Synedgen has a broad US and international patent estate including nine issued and pending patents. The company’s IP portfolio covers the overall platform as well as use and compositions of matter for the specific products under development.
Two presentations detailing Synedgen research have been accepted for presentation at the 29th annual North American Cystic Fibrosis Conference (NACFC) being held this week October 7-10, 2015 in Phoenix, Arizona. The Conference provides a collaborative and educational forum for CF professionals to help advance CF research and care.
The first presentation highlights the work led by Synedgen’s collaborator, Dr. Steven Rowe and his team at the University of Alabama, Birmingham, whose studies focus on the powerful effect of Synedgen’s drug PAAG SYGN303 observed preventing Distal Intestinal Obstructive Syndrome (DIOS) in mice that carry the CF gene mutation.
DIOS, formerly called meconium ileus (MI) equivalent, is associated with severe morbidity and prolonged hospitalizations in CF patients. Physiological changes in the CF patient’s gut lead to accumulations of viscous mucus and fecal material in the intestines that form obstructive impactions. A condition unique to cystic fibrosis, DIOS occurs in approximately 10-22 percent of CF patients, and has a recurrence rate of approximately 50 percent. Current treatments for CF intestinal disease are non-specific and often ineffective.
“Dr. Rowe’s team has demonstrated that SYGN303 effectively reduces mucus impaction in the CF intestine, reduces inflammation, and maintains healthy intestinal tissue while reducing the overall mortality by 90 percent when compared to the control. This is a completely new approach to treating GI disease in cystic fibrosis,” says Synedgen CEO Dr. William Wiesmann in a release. “A targeted therapy for GI disease will meet a large unmet need for patients who suffer from DIOS and related complications.”
In another presentation at the conference, Synedgen VP of Research Dr. Stacy Townsend will highlight Synedgen’s work using PAAG SYGN113 to prevent the bacterium Pseudomonas aeruginosa, which frequently infects CF patients, from attaching to lung epithelial cells, and the drug’s ability to inhibit and remove biofilms from these cells. The bacteria tested are clinical isolates from CF patients that have multi-drug resistance and mucoid characteristics.
Incidence of CF complications due to biofilm infections continues to increase primarily due to multi-drug antibiotic resistance development and the inability of current therapies to penetrate thick mucus and biofilms. Recurring infections exacerbate CF symptoms, cause a decline in pulmonary lung function, and increase morbidity and mortality. Dr. Townsend’s work shows that a single 4-hour treatment with SYGN113 significantly reduced multiple strains of P. aeruginosa biofilms from the lung epithelial cell surface from 87 to 100 percent. Pretreatment of lung cells with SYGN113 resulted in 100 times fewer bacteria attached to lung cell surfaces after one hour. Extending treatment over five hours caused an 82-98 percent reduction in biofilm formation on the lung epithelial cells.

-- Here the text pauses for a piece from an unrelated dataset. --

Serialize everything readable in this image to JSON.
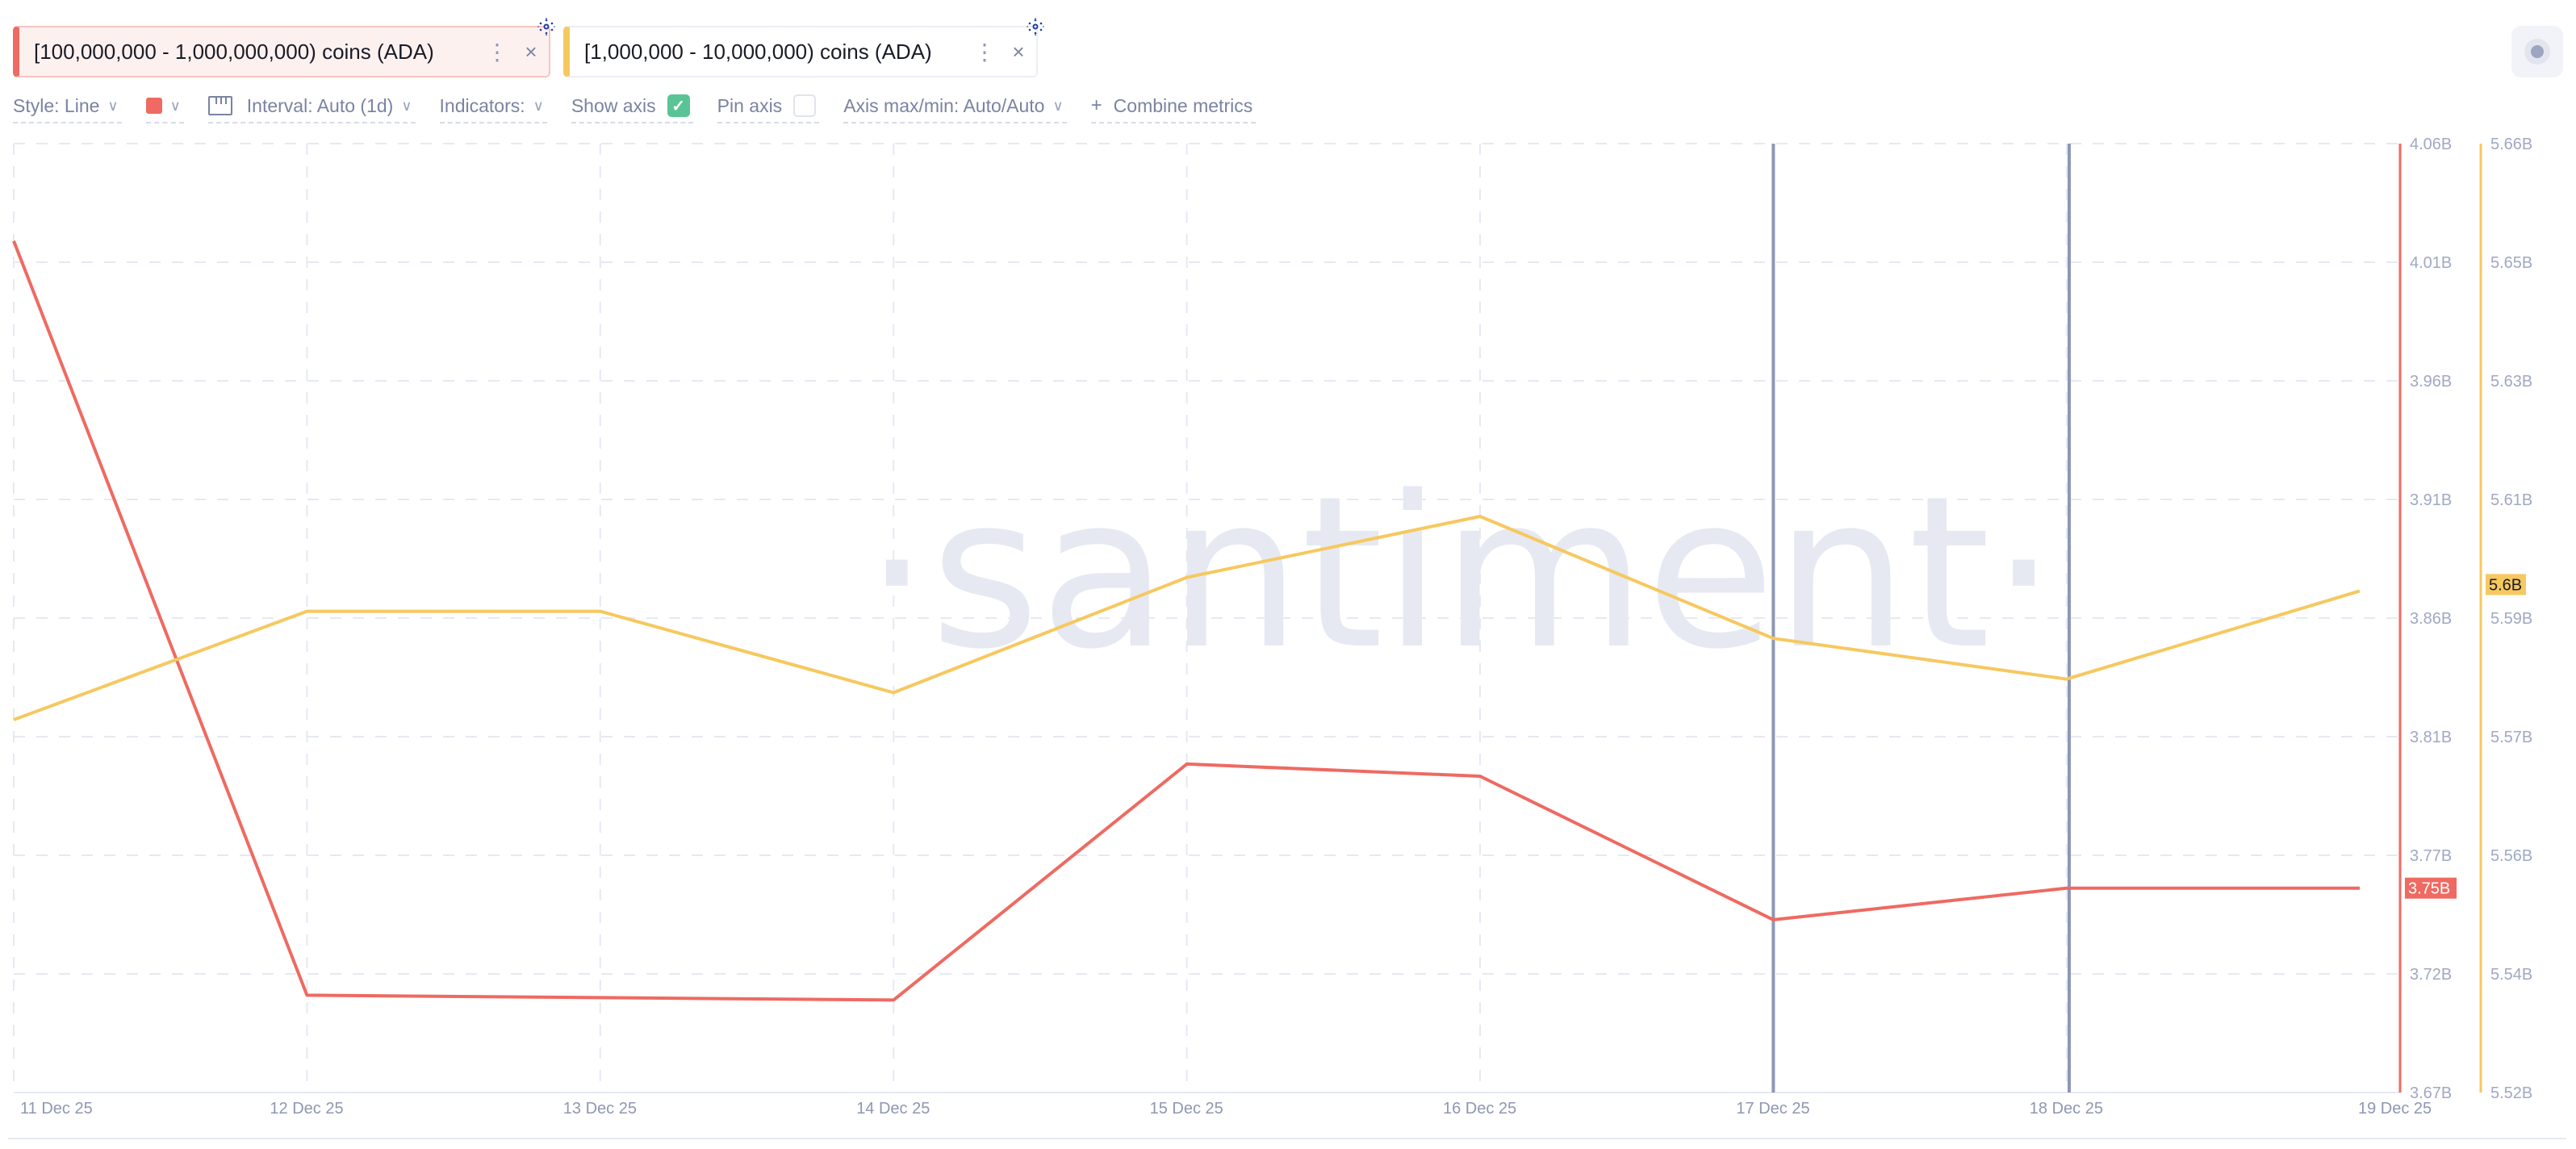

“The results of these two studies demonstrate new mechanisms of action for SYGN303 and SYGN113 relative to current standards of care,” comments Synedgen President Shenda Baker. “The ability to improve CF GI health and inhibit and remove biofilm growth provides a dramatic improvement over current drugs for treating mucus impaction, infection and exacerbations in CF patients.”

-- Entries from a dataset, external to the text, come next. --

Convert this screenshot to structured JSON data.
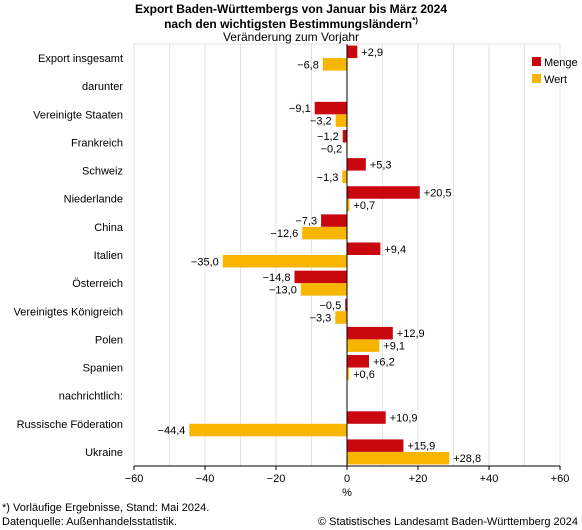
{
  "header": {
    "title_line1": "Export Baden-Württembergs von Januar bis März 2024",
    "title_line2": "nach den wichtigsten Bestimmungsländern",
    "title_marker": "*)",
    "subtitle": "Veränderung zum Vorjahr"
  },
  "footer": {
    "note": "*) Vorläufige Ergebnisse, Stand: Mai 2024.",
    "source": "Datenquelle: Außenhandelsstatistik.",
    "copyright": "© Statistisches Landesamt Baden-Württemberg 2024"
  },
  "colors": {
    "menge": "#c8070e",
    "wert": "#f7b500",
    "grid": "#e3e3e3"
  },
  "chart_data": {
    "type": "bar",
    "orientation": "horizontal",
    "xlabel": "%",
    "xlim": [
      -60,
      60
    ],
    "xticks": [
      "−60",
      "−40",
      "−20",
      "0",
      "+20",
      "+40",
      "+60"
    ],
    "legend_position": "top-right",
    "grid": true,
    "categories": [
      "Export insgesamt",
      "darunter",
      "Vereinigte Staaten",
      "Frankreich",
      "Schweiz",
      "Niederlande",
      "China",
      "Italien",
      "Österreich",
      "Vereinigtes Königreich",
      "Polen",
      "Spanien",
      "nachrichtlich:",
      "Russische Föderation",
      "Ukraine"
    ],
    "series": [
      {
        "name": "Menge",
        "values": [
          2.9,
          null,
          -9.1,
          -1.2,
          5.3,
          20.5,
          -7.3,
          9.4,
          -14.8,
          -0.5,
          12.9,
          6.2,
          null,
          10.9,
          15.9
        ],
        "labels": [
          "+2,9",
          "",
          "−9,1",
          "−1,2",
          "+5,3",
          "+20,5",
          "−7,3",
          "+9,4",
          "−14,8",
          "−0,5",
          "+12,9",
          "+6,2",
          "",
          "+10,9",
          "+15,9"
        ]
      },
      {
        "name": "Wert",
        "values": [
          -6.8,
          null,
          -3.2,
          -0.2,
          -1.3,
          0.7,
          -12.6,
          -35.0,
          -13.0,
          -3.3,
          9.1,
          0.6,
          null,
          -44.4,
          28.8
        ],
        "labels": [
          "−6,8",
          "",
          "−3,2",
          "−0,2",
          "−1,3",
          "+0,7",
          "−12,6",
          "−35,0",
          "−13,0",
          "−3,3",
          "+9,1",
          "+0,6",
          "",
          "−44,4",
          "+28,8"
        ]
      }
    ]
  }
}
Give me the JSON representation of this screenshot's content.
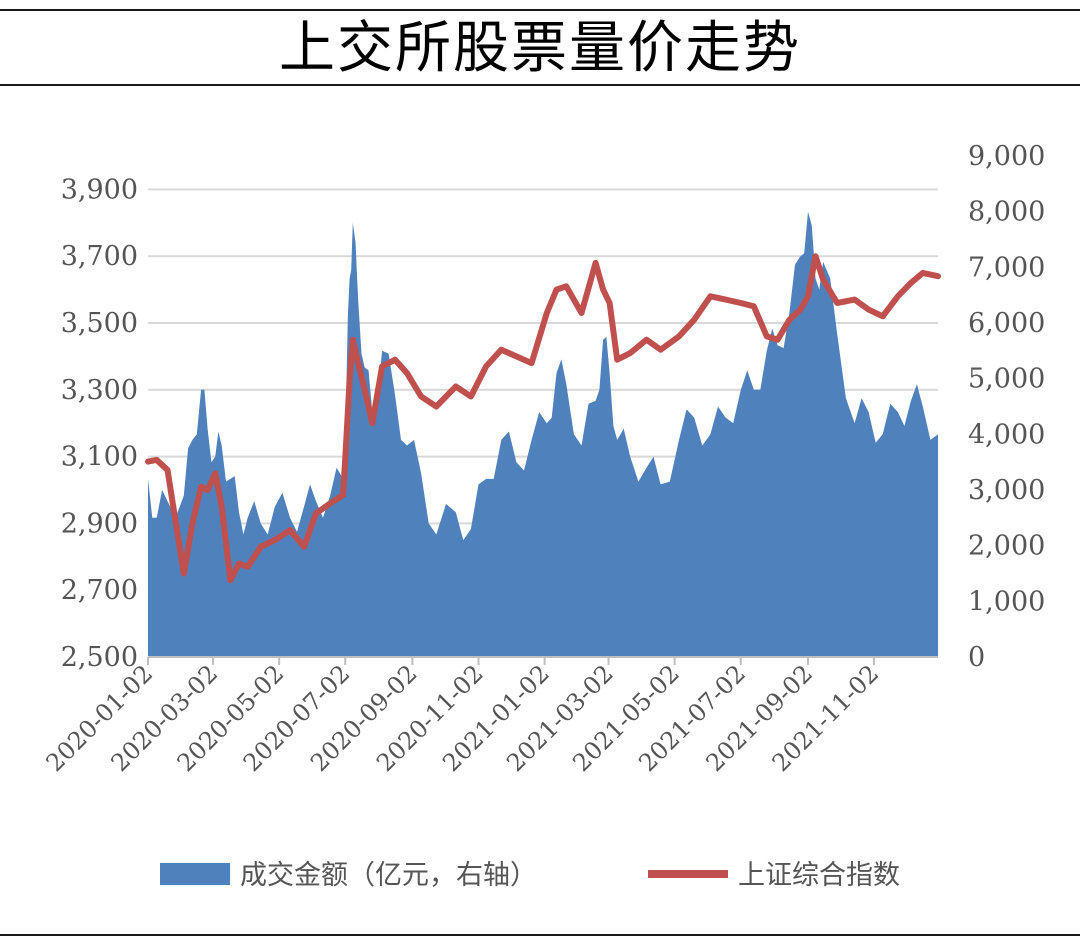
{
  "title": "上交所股票量价走势",
  "colors": {
    "volume": "#4f81bd",
    "index": "#c0504d",
    "grid": "#d9d9d9",
    "axis": "#bfbfbf"
  },
  "legend": {
    "volume_label": "成交金额（亿元，右轴）",
    "index_label": "上证综合指数"
  },
  "chart_data": {
    "type": "line",
    "y_left": {
      "ylim": [
        2500,
        4000
      ],
      "ticks": [
        "2,500",
        "2,700",
        "2,900",
        "3,100",
        "3,300",
        "3,500",
        "3,700",
        "3,900"
      ],
      "tick_values": [
        2500,
        2700,
        2900,
        3100,
        3300,
        3500,
        3700,
        3900
      ],
      "grid": true
    },
    "y_right": {
      "ylim": [
        0,
        9000
      ],
      "ticks": [
        "0",
        "1,000",
        "2,000",
        "3,000",
        "4,000",
        "5,000",
        "6,000",
        "7,000",
        "8,000",
        "9,000"
      ],
      "tick_values": [
        0,
        1000,
        2000,
        3000,
        4000,
        5000,
        6000,
        7000,
        8000,
        9000
      ]
    },
    "x_ticks": [
      "2020-01-02",
      "2020-03-02",
      "2020-05-02",
      "2020-07-02",
      "2020-09-02",
      "2020-11-02",
      "2021-01-02",
      "2021-03-02",
      "2021-05-02",
      "2021-07-02",
      "2021-09-02",
      "2021-11-02"
    ],
    "x_range": [
      "2020-01-02",
      "2021-12-31"
    ],
    "series": [
      {
        "name": "成交金额（亿元，右轴）",
        "type": "area",
        "axis": "right",
        "x": [
          "2020-01-02",
          "2020-01-10",
          "2020-01-20",
          "2020-02-04",
          "2020-02-12",
          "2020-02-20",
          "2020-02-26",
          "2020-03-04",
          "2020-03-10",
          "2020-03-18",
          "2020-03-26",
          "2020-04-03",
          "2020-04-15",
          "2020-04-28",
          "2020-05-12",
          "2020-05-25",
          "2020-06-05",
          "2020-06-18",
          "2020-06-30",
          "2020-07-03",
          "2020-07-06",
          "2020-07-09",
          "2020-07-14",
          "2020-07-20",
          "2020-07-27",
          "2020-08-05",
          "2020-08-17",
          "2020-08-28",
          "2020-09-10",
          "2020-09-24",
          "2020-10-12",
          "2020-10-26",
          "2020-11-09",
          "2020-11-23",
          "2020-12-07",
          "2020-12-21",
          "2021-01-04",
          "2021-01-13",
          "2021-01-22",
          "2021-02-05",
          "2021-02-18",
          "2021-02-25",
          "2021-03-03",
          "2021-03-10",
          "2021-03-22",
          "2021-04-06",
          "2021-04-19",
          "2021-05-06",
          "2021-05-20",
          "2021-06-04",
          "2021-06-18",
          "2021-07-02",
          "2021-07-14",
          "2021-07-26",
          "2021-08-05",
          "2021-08-16",
          "2021-08-26",
          "2021-09-02",
          "2021-09-09",
          "2021-09-16",
          "2021-09-29",
          "2021-10-15",
          "2021-10-28",
          "2021-11-10",
          "2021-11-24",
          "2021-12-06",
          "2021-12-17",
          "2021-12-31"
        ],
        "values": [
          3200,
          2500,
          2800,
          2900,
          3900,
          4800,
          4100,
          3600,
          3800,
          3200,
          2600,
          2500,
          2400,
          2700,
          2500,
          2700,
          2800,
          2900,
          3200,
          4800,
          6800,
          7800,
          6400,
          5200,
          4400,
          5500,
          4700,
          3800,
          3300,
          2200,
          2600,
          2300,
          3200,
          3900,
          3500,
          3900,
          4200,
          5100,
          4900,
          3800,
          4600,
          5700,
          5100,
          3900,
          3600,
          3400,
          3100,
          3900,
          4300,
          4000,
          4300,
          4800,
          4800,
          5500,
          5600,
          6200,
          7200,
          8000,
          6800,
          7100,
          5800,
          4200,
          4400,
          4000,
          4400,
          4600,
          4500,
          4000
        ]
      },
      {
        "name": "上证综合指数",
        "type": "line",
        "axis": "left",
        "x": [
          "2020-01-02",
          "2020-01-10",
          "2020-01-20",
          "2020-02-04",
          "2020-02-12",
          "2020-02-20",
          "2020-02-26",
          "2020-03-04",
          "2020-03-10",
          "2020-03-18",
          "2020-03-26",
          "2020-04-03",
          "2020-04-15",
          "2020-04-28",
          "2020-05-12",
          "2020-05-25",
          "2020-06-05",
          "2020-06-18",
          "2020-06-30",
          "2020-07-03",
          "2020-07-06",
          "2020-07-09",
          "2020-07-14",
          "2020-07-20",
          "2020-07-27",
          "2020-08-05",
          "2020-08-17",
          "2020-08-28",
          "2020-09-10",
          "2020-09-24",
          "2020-10-12",
          "2020-10-26",
          "2020-11-09",
          "2020-11-23",
          "2020-12-07",
          "2020-12-21",
          "2021-01-04",
          "2021-01-13",
          "2021-01-22",
          "2021-02-05",
          "2021-02-18",
          "2021-02-25",
          "2021-03-03",
          "2021-03-10",
          "2021-03-22",
          "2021-04-06",
          "2021-04-19",
          "2021-05-06",
          "2021-05-20",
          "2021-06-04",
          "2021-06-18",
          "2021-07-02",
          "2021-07-14",
          "2021-07-26",
          "2021-08-05",
          "2021-08-16",
          "2021-08-26",
          "2021-09-02",
          "2021-09-09",
          "2021-09-16",
          "2021-09-29",
          "2021-10-15",
          "2021-10-28",
          "2021-11-10",
          "2021-11-24",
          "2021-12-06",
          "2021-12-17",
          "2021-12-31"
        ],
        "values": [
          3085,
          3090,
          3060,
          2750,
          2900,
          3010,
          3000,
          3050,
          2950,
          2730,
          2780,
          2770,
          2830,
          2850,
          2880,
          2830,
          2930,
          2960,
          2985,
          3150,
          3330,
          3450,
          3380,
          3300,
          3200,
          3370,
          3390,
          3350,
          3280,
          3250,
          3310,
          3280,
          3370,
          3420,
          3400,
          3380,
          3530,
          3600,
          3610,
          3530,
          3680,
          3600,
          3560,
          3390,
          3410,
          3450,
          3420,
          3460,
          3510,
          3580,
          3570,
          3560,
          3550,
          3460,
          3450,
          3510,
          3540,
          3580,
          3700,
          3630,
          3560,
          3570,
          3540,
          3520,
          3580,
          3620,
          3650,
          3640
        ]
      }
    ]
  }
}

Additional information can be found at Synedgen’s web site at:
The annual North American Cystic Fibrosis Conference provides a collaborative and educational forum for CF professionals to help advance CF research and care, bringing together scientists, clinicians and caregivers from around the world to discuss and share ideas on the latest advances in CF research, care and drug development and to exchange ideas about ways to improve the health and quality of life for people with CF. It is anticipated that more than 4,000 researchers and health care professionals will attend this year’s Meeting at Phoenix.